Fascinatingly, fish was too, our friends at Food & Wine reported. Previously reserved for restaurant dining more than home cooking (Americans spent twice as much on seafood from restaurants than retail sources in 2017), fresh seafood sales jumped 25 percent and frozen seafood sales increased 26 percent during December 2020 — prime holiday celebration season. (ICYMI, here's why buying frozen fish is actually a pretty brilliant idea for most of us.)

So what took us so long? The seafood cooking-averse cite a variety of reasons, from avoiding the smell and simply not having practice to living somewhere land-locked and honestly feeling intimidated. One 2019 survey by The Food Marketing Institute found that only about one in four American adults felt confident about how to prep seafood at home.

Whether you're a beginner or an experienced cook, the seafood success strategies ahead will help you make the most of your ingredient investment — and score a restaurant-quality meal at home.

7 Common Fish-Cooking Mistakes (and How To Avoid Committing Fish Faux Pas)

1. Starting With Sub-Par Seafood.

Fish cooking solution: To cook great fish you need to start with quality fish. Before you buy, study up on the latest Seafood Watch "best choices" to ensure you're getting an option that's sustainable. Beyond that, reel in seafood that's firm; and if the fish has eyes, they should be bright (not cloudy). It should smell mild and fresh like the ocean — not uber-fishy — and have firm flesh when you press into it. The FDA has more food safety guidance about how to select and store seafood here.

2. The Surface is Soggy.

Fish cooking solution: For the ultimate sear and all-around best results, begin with a dry surface on your fish. Using a clean kitchen towel or paper towel, pat the fish dry, then allow it to sit uncovered on a plate for about 30 minutes prior to cooking. This will allow it to dry out even more for a crispy exterior and so that seasonings can penetrate better.

3. Seasoning Too Soon.

Fish cooking solution: Speaking of seasoning, salt pulls moisture away from the seafood itself. For best flavor and texture, wait until it's about 80 percent of the way cooked then season with salt.

4. Your Heat is Too Low.

Fish cooking solution: If you're using a skillet or grill (and not, say, roasting or baking), it's vital to mind your temp even before you add the seafood to your pan. Aim for medium-high to high heat; searing hot yet not smoking. Then preheat the pan and a tablespoon or two of oil for about 3 to 5 minutes before adding the fish. Not only will this lead to a better sear, but this will also make it easier to flip without leaving any bites behind when you flip. Stuck seafood is often the result of a too-cool pan or too-water-logged flesh.

5. Cooking Skin-Side Up.

Fish cooking solution: Side A cooks longer than side B. It's best to start cooking fish skin-side down because the thick skin protects the more delicate flesh, plus it will help the skin get delightfully crisp. (Don't love eating the skin?
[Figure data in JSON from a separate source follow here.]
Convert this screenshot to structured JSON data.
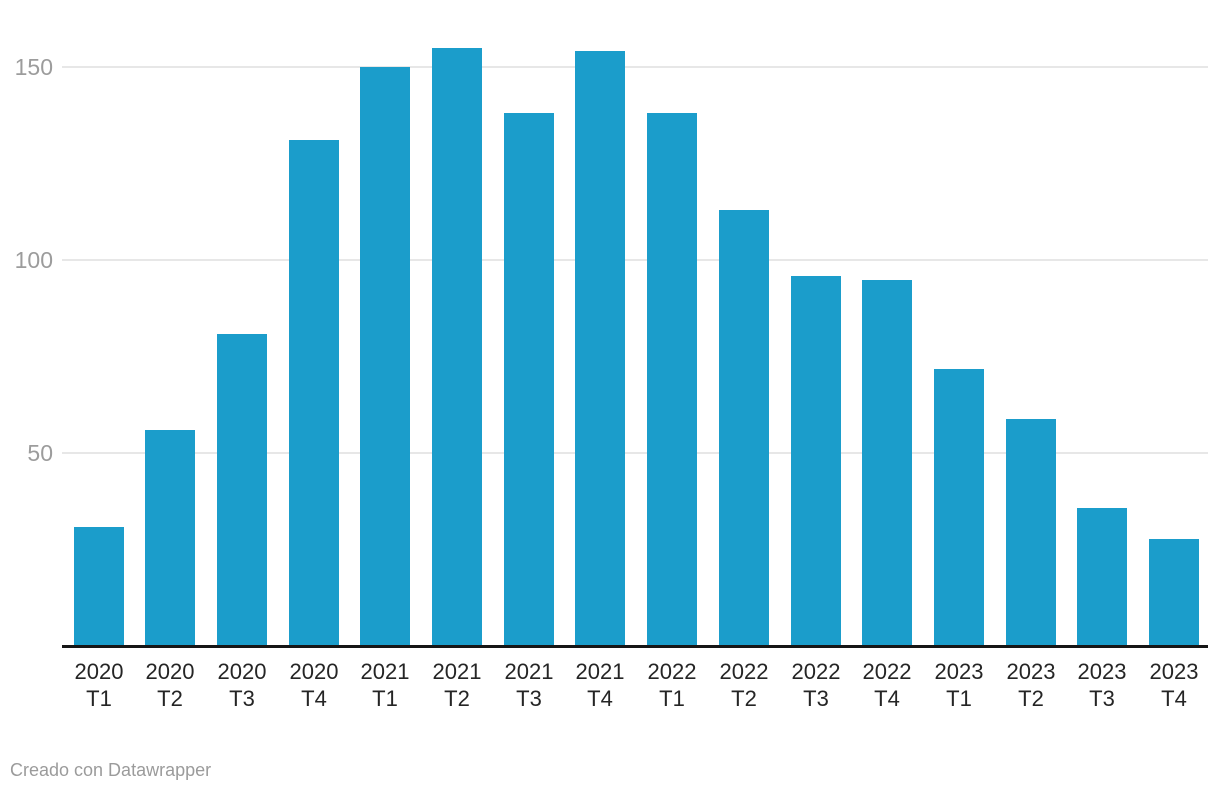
{
  "chart_data": {
    "type": "bar",
    "categories": [
      "2020 T1",
      "2020 T2",
      "2020 T3",
      "2020 T4",
      "2021 T1",
      "2021 T2",
      "2021 T3",
      "2021 T4",
      "2022 T1",
      "2022 T2",
      "2022 T3",
      "2022 T4",
      "2023 T1",
      "2023 T2",
      "2023 T3",
      "2023 T4"
    ],
    "values": [
      31,
      56,
      81,
      131,
      150,
      155,
      138,
      154,
      138,
      113,
      96,
      95,
      72,
      59,
      36,
      28
    ],
    "title": "",
    "xlabel": "",
    "ylabel": "",
    "ylim": [
      0,
      160
    ],
    "yticks": [
      50,
      100,
      150
    ],
    "grid": "horizontal-only",
    "legend": "none"
  },
  "colors": {
    "bar": "#1b9dcb",
    "gridline": "#e7e7e7",
    "axis_line": "#161616",
    "y_tick_text": "#9c9c9c",
    "x_label_text": "#252525",
    "footer_text": "#9b9b9b",
    "background": "#ffffff"
  },
  "footer": {
    "attribution": "Creado con Datawrapper"
  }
}
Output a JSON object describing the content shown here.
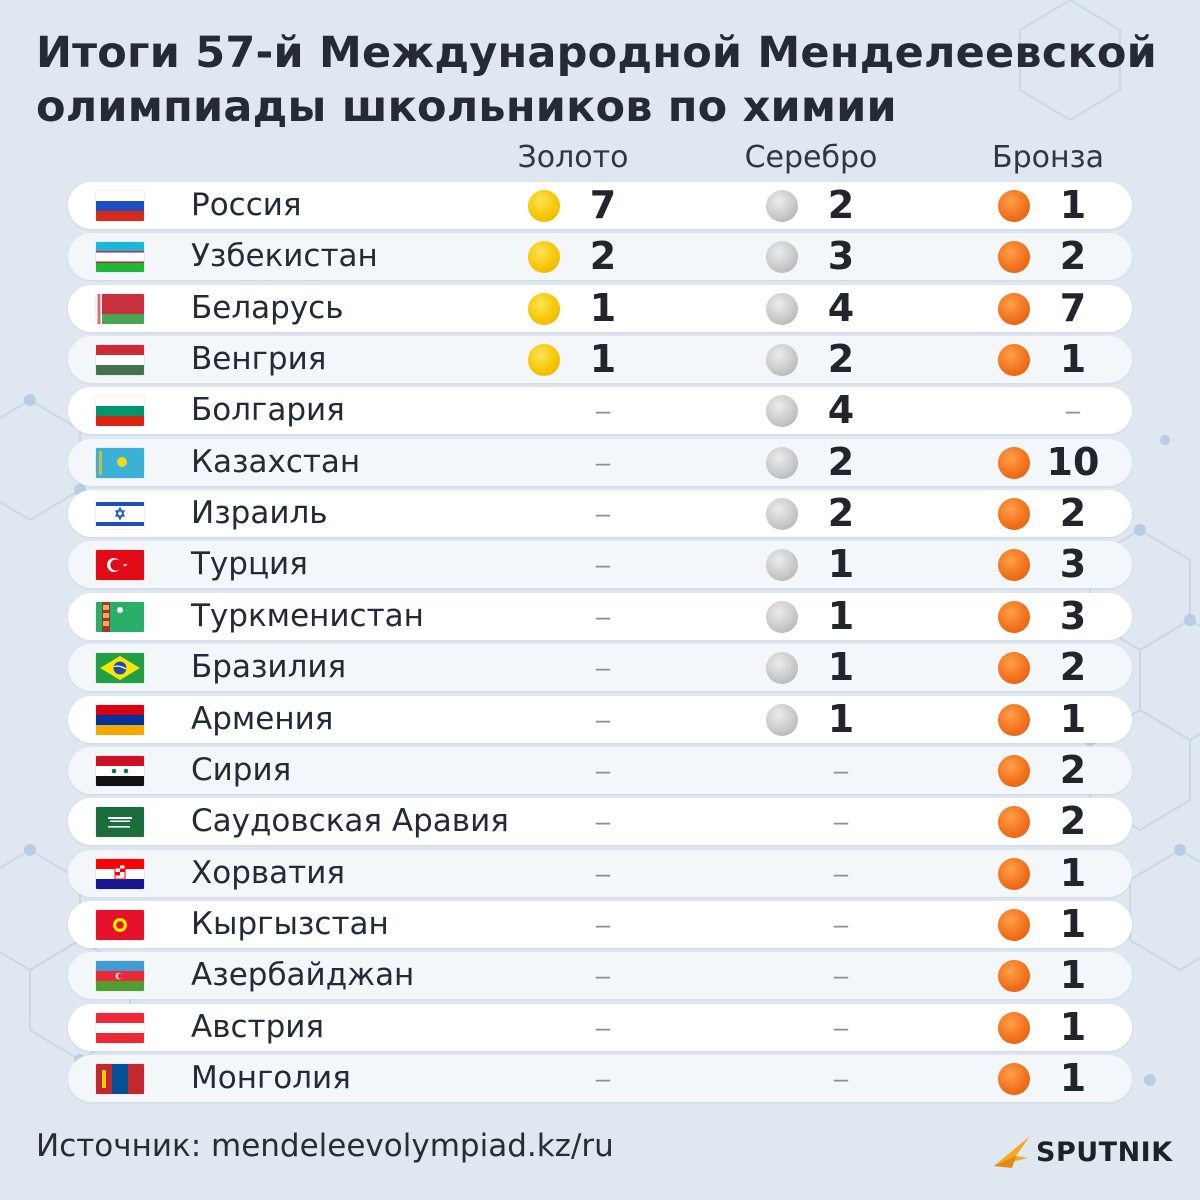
{
  "title": "Итоги 57-й Международной Менделеевской олимпиады школьников по химии",
  "columns": {
    "gold": "Золото",
    "silver": "Серебро",
    "bronze": "Бронза"
  },
  "dash": "–",
  "rows": [
    {
      "flag": "russia-flag",
      "country": "Россия",
      "gold": "7",
      "silver": "2",
      "bronze": "1"
    },
    {
      "flag": "uzbekistan-flag",
      "country": "Узбекистан",
      "gold": "2",
      "silver": "3",
      "bronze": "2"
    },
    {
      "flag": "belarus-flag",
      "country": "Беларусь",
      "gold": "1",
      "silver": "4",
      "bronze": "7"
    },
    {
      "flag": "hungary-flag",
      "country": "Венгрия",
      "gold": "1",
      "silver": "2",
      "bronze": "1"
    },
    {
      "flag": "bulgaria-flag",
      "country": "Болгария",
      "gold": null,
      "silver": "4",
      "bronze": null
    },
    {
      "flag": "kazakhstan-flag",
      "country": "Казахстан",
      "gold": null,
      "silver": "2",
      "bronze": "10"
    },
    {
      "flag": "israel-flag",
      "country": "Израиль",
      "gold": null,
      "silver": "2",
      "bronze": "2"
    },
    {
      "flag": "turkey-flag",
      "country": "Турция",
      "gold": null,
      "silver": "1",
      "bronze": "3"
    },
    {
      "flag": "turkmenistan-flag",
      "country": "Туркменистан",
      "gold": null,
      "silver": "1",
      "bronze": "3"
    },
    {
      "flag": "brazil-flag",
      "country": "Бразилия",
      "gold": null,
      "silver": "1",
      "bronze": "2"
    },
    {
      "flag": "armenia-flag",
      "country": "Армения",
      "gold": null,
      "silver": "1",
      "bronze": "1"
    },
    {
      "flag": "syria-flag",
      "country": "Сирия",
      "gold": null,
      "silver": null,
      "bronze": "2"
    },
    {
      "flag": "saudi-arabia-flag",
      "country": "Саудовская Аравия",
      "gold": null,
      "silver": null,
      "bronze": "2"
    },
    {
      "flag": "croatia-flag",
      "country": "Хорватия",
      "gold": null,
      "silver": null,
      "bronze": "1"
    },
    {
      "flag": "kyrgyzstan-flag",
      "country": "Кыргызстан",
      "gold": null,
      "silver": null,
      "bronze": "1"
    },
    {
      "flag": "azerbaijan-flag",
      "country": "Азербайджан",
      "gold": null,
      "silver": null,
      "bronze": "1"
    },
    {
      "flag": "austria-flag",
      "country": "Австрия",
      "gold": null,
      "silver": null,
      "bronze": "1"
    },
    {
      "flag": "mongolia-flag",
      "country": "Монголия",
      "gold": null,
      "silver": null,
      "bronze": "1"
    }
  ],
  "source": "Источник: mendeleevolympiad.kz/ru",
  "logo_text": "SPUTNIK",
  "colors": {
    "gold": "#f7c600",
    "silver": "#c4c4c4",
    "bronze": "#f2711c",
    "logo_accent": "#f5a623"
  }
}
Simply peel it away after cooking but before diving in to your meal.)

6. Flipping it Multiple Times.

Fish cooking solution: Unless you're making something like a shrimp stir-fry, your best bet is to cook the seafood on one side and flip only once — and only when the fish readily releases on the cooked side. Trying to flip too often may lead to a tougher texture, and you might lose some pieces along the way. The less you mess with it the better! If the pan is hot enough and the fish is dry enough, it should easily and fully release from the pan when you're ready to flip it a single time.

7. Cooking Too Long.

Fish cooking solution: Perhaps the most common seafood mistake? Overcooking it. This produces dry, less flavorful, and tough fish. As a general rule, you'll be golden with 10 minutes of cook time per inch of thickness (flipping at about the halfway point). When you remove the fish from the heat, it should be firm and opaque on the edges yet still a little translucent in the center. Feeling unsure or prefer a definitive answer to, "when is my fish done?" An instant-read thermometer will be your BFF. White fish is done at about 140 degrees F (60 degrees C), serve medium-rare salmon at 125 degrees F (50 degrees C), and if seared yet rare tuna is your jam, watch for 110 degrees F (43 degrees C).